Nouvelle profanation du carré musulman du cimetière militaire situé près d'Arras, dans la nuit du 7 au 8 décembre 2008 © LCI| Dalil Boubakeur "une extrême provocation" |
C'est la troisième fois en deux que ce cimetière est profané. En avril 2007, 52 tombes musulmanes avaient été profanées. En avril 2008, 148 tombes avaient été recouvertes d'inscriptions injurieuses visant directement l'islam. Cette fois, c'est la presque totalité des tombes du carré musulman du cimetière militaire Notre-Dame-de-Lorette, près d'Arras, qui portent des insritptions : quelque 500 tombes sur les 576 que comptent le carré musulman. Et les auteurs ont choisi le jour de la grande fête musulmane de l'Aïd el-Kébir.
Sur ces sépultures orientées vers La Mecque : de grandes lettres tracées à la peinture noire forment des inscriptions insultant la religion musulmane et citant également nommément la ministre de la Justice Rachida Dati. Sur quelques sépultures, des croix gammées ont également été tracées, et au moins une affichette insultant l'islam a été collée sur une stèle.
Depuis la profanation d'avril 2008, "il y a eu un renforcement aléatoire et à certaines dates de la surveillance du cimetière, mais cette nuit (de dimanche à lundi) une patrouille est passée vers minuit, et n'a rien remarqué. Il n'y avait aucun véhicule suspect", selon le colonel Bruno Bresson, commandant du groupement de gendarmerie du Pas-de-Calais. "C'est un site complètement ouvert, extrêmement difficile à garder. Il y a une étude en cours pour renforcer la surveillance du site", a ajouté l'officier. Quelque 80 gendarmes étaient dès lundi matin à pied d'oeuvre et plusieurs centaines devraient prendre part à l'enquête.
Condamnations unanimes
"Les faits ont été découverts par des anciens combattants, tôt" lundi matin, ont indiqué les gendarmes. Cette nouvelle profanation a immédiatement entraîné la condamnation de nombreux responsables politiques, le président de la République Nicolas Sarkozy évoquant un "racisme répugnant" et la première secrétaire du PS Martine Aubry "une blessure pour tous les Français". Venu se recueillir sur place avec des élus et des responsables religieux locaux, le secrétaire d'Etat aux Anciens combattants Jean-Marie Bockel a dénoncé des "insanités" qui l'ont "révolté" et "écoeuré". La ministre de l'Intérieur, Michèle alliot-Marie, a fait part lundi matin dans un communiqué de "son indignation" et "condamné avec la plus grande fermeté cet acte odieux". "Tous les moyens nécessaires sont mobilisés pour retrouver au plus vite les auteurs de ces actes intolérables", a-t-elle précisé. François Fillon a condamné "avec la plus grande fermeté" ces nouvelles profanations, des actes qui, selon lui, "s'en prennent à l'Histoire de notre pays, à la mémoire d'hommes d'honneur".

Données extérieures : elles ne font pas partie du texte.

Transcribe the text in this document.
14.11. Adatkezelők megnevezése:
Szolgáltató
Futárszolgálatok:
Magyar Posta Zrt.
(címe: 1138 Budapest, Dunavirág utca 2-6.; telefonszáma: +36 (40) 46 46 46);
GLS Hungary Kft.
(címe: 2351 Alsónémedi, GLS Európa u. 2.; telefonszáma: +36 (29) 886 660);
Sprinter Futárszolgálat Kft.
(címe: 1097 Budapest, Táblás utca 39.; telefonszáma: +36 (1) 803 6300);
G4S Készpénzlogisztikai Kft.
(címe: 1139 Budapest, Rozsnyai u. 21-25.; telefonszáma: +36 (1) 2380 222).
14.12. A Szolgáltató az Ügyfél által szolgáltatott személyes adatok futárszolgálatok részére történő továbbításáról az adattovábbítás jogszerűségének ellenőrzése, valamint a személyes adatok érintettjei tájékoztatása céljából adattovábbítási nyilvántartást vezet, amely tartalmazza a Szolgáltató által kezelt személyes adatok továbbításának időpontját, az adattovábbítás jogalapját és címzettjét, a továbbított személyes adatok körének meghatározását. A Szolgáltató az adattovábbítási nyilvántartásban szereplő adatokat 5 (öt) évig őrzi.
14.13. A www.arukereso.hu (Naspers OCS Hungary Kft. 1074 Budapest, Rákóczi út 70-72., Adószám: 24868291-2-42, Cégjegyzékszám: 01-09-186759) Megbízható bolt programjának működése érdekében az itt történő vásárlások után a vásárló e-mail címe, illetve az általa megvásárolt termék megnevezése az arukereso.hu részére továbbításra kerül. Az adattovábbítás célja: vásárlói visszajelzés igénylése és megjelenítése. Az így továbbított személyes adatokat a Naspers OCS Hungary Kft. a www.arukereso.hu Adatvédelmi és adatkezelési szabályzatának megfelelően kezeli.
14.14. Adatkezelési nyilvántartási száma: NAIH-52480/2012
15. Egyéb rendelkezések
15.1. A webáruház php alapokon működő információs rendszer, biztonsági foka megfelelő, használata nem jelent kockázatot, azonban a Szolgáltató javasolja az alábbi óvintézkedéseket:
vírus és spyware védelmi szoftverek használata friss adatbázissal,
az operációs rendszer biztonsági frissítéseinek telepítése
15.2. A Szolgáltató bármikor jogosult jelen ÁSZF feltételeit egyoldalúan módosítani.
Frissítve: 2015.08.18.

Dans l'enquête sur la profanation d'avril, deux jeunes hommes d'une vingtaine d'années, revendiquant des idées proches du néo-nazisme mais niant les faits, ont été mis en examen et écroués mi-septembre. Ils ont été récemment laissés libres sous contrôle judiciaire. L'un des deux - qui comparaissait alors avec un autre jeune - avait déjà été condamné en mai 2007 à deux ans de prison, dont un ferme, pour la profanation des 52 tombes musulmanes du même cimetière en avril 2007. Il avait bénéficié d'une libération anticipée.
Inauguré en 1925 sur 13 hectares, le cimetière Notre-Dame-de-Lorette, situé sur une colline, commémore notamment les combats de 1915, à l'un des endroits les plus disputés du front occidental au début de la Première Guerre mondiale. Environ 40.000 combattants y reposent, dont la moitié dans des tombes individuelles. Le carré musulman compte 576 tombes orientées vers La Mecque.